The heavyset man grabbed Kennedy by the hair and showed him the dirty knife.

“I will ask you questions, yes?” said the bearded man.

“Yes,” Kennedy said, trying to sound strong.

“If you do not give me the answers I want, he will cut off your head like one of these pigs and your American friends will see you on CNN.”

The man with the knife grabbed a hanging pig carcass and sawed its head off in a few sickening strokes. Kennedy tried not to puke.

“If you tell me what I want to know, I will shoot you in the head and you will die quickly, with honor.”

“I will cooperate,” Kennedy said.

The runt with the camera started arguing with the bearded man. It heated up quickly, and the bearded man backhanded him.

“He says you are a soft little woman who knows nothing and I should kill you as a political statement,” the bearded man said. “I hope you have something useful to say.”

“What do you want to know?”

“TSA security-pad codes for every major airport in US. Highest-level access.”

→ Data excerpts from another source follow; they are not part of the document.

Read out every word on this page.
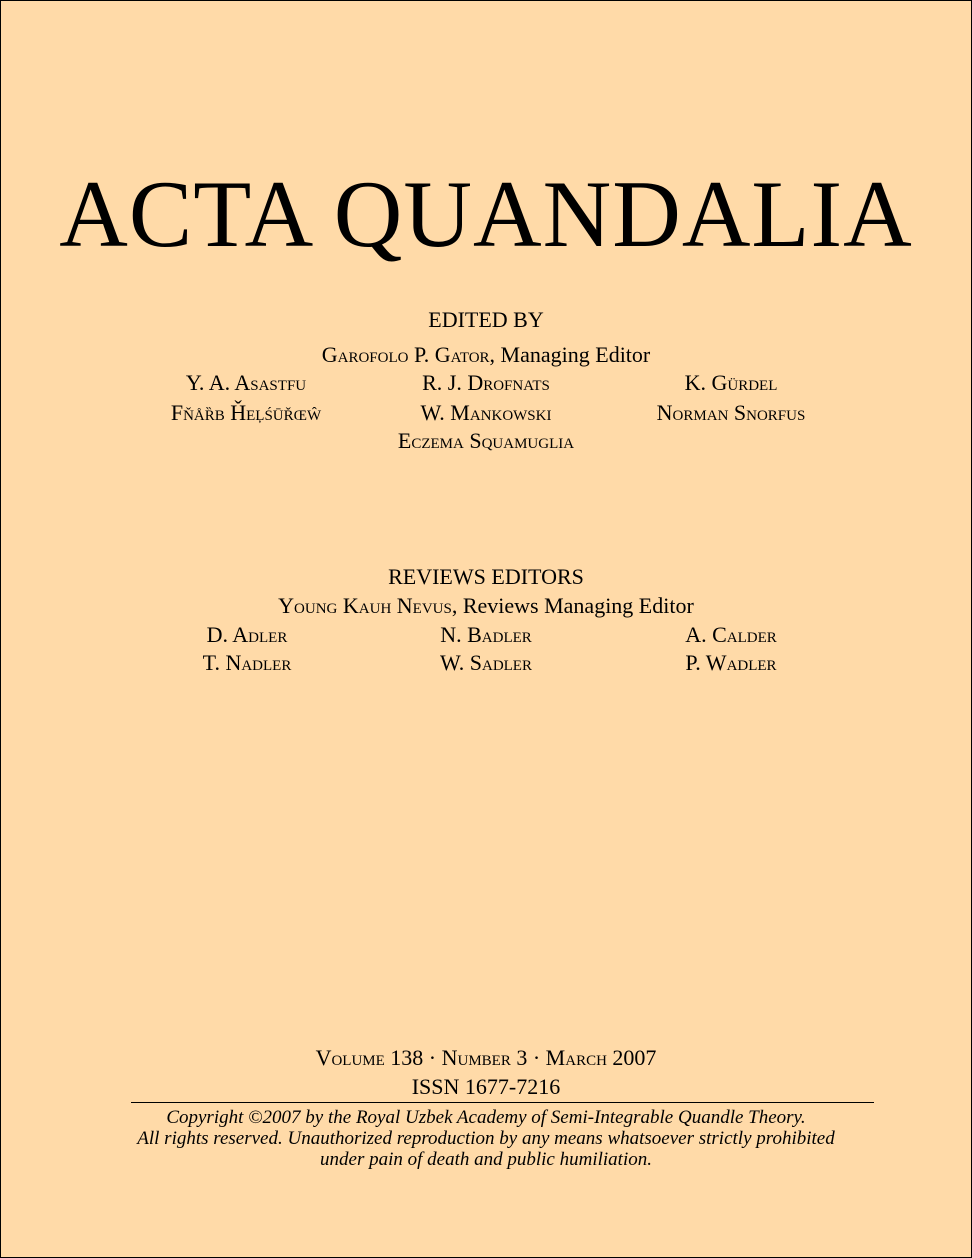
ACTA QUANDALIA
EDITED BY
Garofolo P. Gator, Managing Editor
Y. A. Asastfu	R. J. Drofnats	K. Gürdel
Fňåȑb Ȟeļśūřœŵ	W. Mankowski	Norman Snorfus
Eczema Squamuglia
REVIEWS EDITORS
Young Kauh Nevus, Reviews Managing Editor
D. Adler	N. Badler	A. Calder
T. Nadler	W. Sadler	P. Wadler
Volume 138 · Number 3 · March 2007
ISSN 1677-7216
Copyright ©2007 by the Royal Uzbek Academy of Semi-Integrable Quandle Theory.
All rights reserved. Unauthorized reproduction by any means whatsoever strictly prohibited
under pain of death and public humiliation.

Kennedy felt the blood rush out of his face. He hadn't memorized them. There were too many. And his TSA contacts usually escorted him around anyway. It must have been written all over his face because the runt started in again, pointing and shouting at Kennedy. He and the bearded man almost came to blows again. The bearded man angrily bellowed at
both of his cohorts, and they all went back outside the meat locker, where they got into a violent shouting match.

Kennedy knew it was time to do or die. He brought his arms under his butt and wriggled until he could step through and get his hands in front of him. Then he raked the zip tie on a bone saw blade until it cut through and freed his hands. He grabbed one of the loose carcass hooks from a metal basket and slipped the hook tine through the latch on the door, locking it from the inside. It would hold, but not for long.

Moving quickly, he grabbed the bone saw and a long extension cord hanging near the prep table. As he ran to the back corner of the room, the men shattered the glass on the door's porthole window and opened fire, but they didn't have a clear shot through all the carcasses. Kennedy took cover and looked for a way to get up to the panel on the ceiling. One of the pig carcasses was hanging on a chain next to it. He plugged in the bone saw and secured the cord so it couldn't come unplugged, then slung the saw and extension cord over his shoulder and climbed up to the top of the carcass.